Whether or not it would achieve what the USPS hopes, it probably doesn’t matter given that asking Congress for greater operational flexibility is like asking a two year old to stop playing with their food. That’s why the focus should be on completely transitioning the USPS from a government‐run business to a privately‐run business (or perhaps businesses).
Over at the Courier Express and Postal Observer blog, Alan Robinson says that “just like all plans that came before, [the new USPS plan] started with the assumption that the Postal Service remains a quasi‐governmental entity.” As a result, Robinson notes that the plan is missing two key ingredients for success that foreign posts have utilized: private capital and an expanded range of products and services.
In an essay on the U.S. Postal Service, I discuss how liberalization in other countries has enabled foreign mailers to diversify into non‐postal activities:
Consultants at Accenture have found that diversification not only has a measurable impact on the performance of international posts, but that it is what ultimately distinguishes high performers from low performers. America’s relatively dynamic economy is particularly suited for the diversification opportunities that would arise under postal liberalization.
Germany’s former postal monopoly, Deutsche Post, illustrates the type of transformation possible by liberalization. Today, the private Deutsche Post World Net has changed its compensation structure, imported managers from other industries, modernized the mail and parcels network within Germany, and developed new products such as hybrid mail and e‐commerce. The company now has interests in not only the traditional mail and parcels business but also express mail logistics, banking, and more.

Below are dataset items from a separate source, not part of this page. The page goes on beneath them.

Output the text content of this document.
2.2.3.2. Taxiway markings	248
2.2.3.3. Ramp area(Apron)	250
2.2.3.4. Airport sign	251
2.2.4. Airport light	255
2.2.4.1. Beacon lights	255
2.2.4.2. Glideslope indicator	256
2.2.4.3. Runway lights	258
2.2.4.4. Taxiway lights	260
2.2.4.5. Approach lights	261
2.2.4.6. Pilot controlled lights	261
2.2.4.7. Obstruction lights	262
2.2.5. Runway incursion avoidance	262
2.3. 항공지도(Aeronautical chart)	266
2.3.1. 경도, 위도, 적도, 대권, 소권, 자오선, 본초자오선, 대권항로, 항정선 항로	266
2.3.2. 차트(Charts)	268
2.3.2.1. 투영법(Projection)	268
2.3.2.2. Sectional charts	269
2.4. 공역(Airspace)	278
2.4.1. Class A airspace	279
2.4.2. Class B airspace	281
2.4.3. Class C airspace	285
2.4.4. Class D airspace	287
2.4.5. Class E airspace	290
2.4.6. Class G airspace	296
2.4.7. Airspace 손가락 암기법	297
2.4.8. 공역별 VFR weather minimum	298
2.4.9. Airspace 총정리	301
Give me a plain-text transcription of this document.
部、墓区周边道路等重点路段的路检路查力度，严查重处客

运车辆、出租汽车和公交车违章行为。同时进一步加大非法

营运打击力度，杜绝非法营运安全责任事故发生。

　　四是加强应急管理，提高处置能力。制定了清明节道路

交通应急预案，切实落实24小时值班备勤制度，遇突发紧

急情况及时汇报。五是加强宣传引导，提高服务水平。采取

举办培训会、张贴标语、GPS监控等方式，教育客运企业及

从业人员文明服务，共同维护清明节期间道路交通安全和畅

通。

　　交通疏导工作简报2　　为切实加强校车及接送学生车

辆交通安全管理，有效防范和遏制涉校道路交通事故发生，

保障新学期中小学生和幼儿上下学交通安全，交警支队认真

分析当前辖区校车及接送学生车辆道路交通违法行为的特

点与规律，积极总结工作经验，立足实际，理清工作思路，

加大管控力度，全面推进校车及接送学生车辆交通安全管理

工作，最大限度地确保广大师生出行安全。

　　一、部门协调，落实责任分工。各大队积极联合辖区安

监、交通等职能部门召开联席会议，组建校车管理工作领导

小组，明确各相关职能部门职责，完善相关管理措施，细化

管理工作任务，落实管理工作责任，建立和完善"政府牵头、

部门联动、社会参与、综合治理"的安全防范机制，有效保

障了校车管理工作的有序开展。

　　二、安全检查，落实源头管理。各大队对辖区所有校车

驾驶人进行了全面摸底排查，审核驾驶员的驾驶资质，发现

Given that the USPS’s plan is going to be unpopular with various postal stakeholders (i.e., special interests), Alan says that they should consider the advantages of privatization:
It is clear that the business plan that the Postal Service has chosen is not the one that has worked in other countries. The plan avoids talking about either private capital or expanding the breadth of service offerings as neither is on the legislative table. Introducing thinking about how private capital could be introduced and the product offerings could be expanded forces stakeholders to think about privatization, an idea that is nearly as unpopular as the changes that the proposed business model introduced. However, as this brief post notes, privatization offers significant financial advantages that could reduce the operating and price changes envisions by the Postal Service’s business plan. Therefore, those who see the greatest harm from this plan need to see if the advantages of privatization could benefit their interests sufficiently to overcome long‐held objections to the idea.
I think Robinson is right, but I suspect that the “stakeholders” believe there’s a good chance that Congress will ultimately come to their aid with some sort of taxpayer bailout. Therefore, it’s possible that they believe that it is in their best interest to continue fighting for the status quo. Unfortunately, the recent bipartisan federal bailouts of the financial industry and the automakers suggest that they could be correct.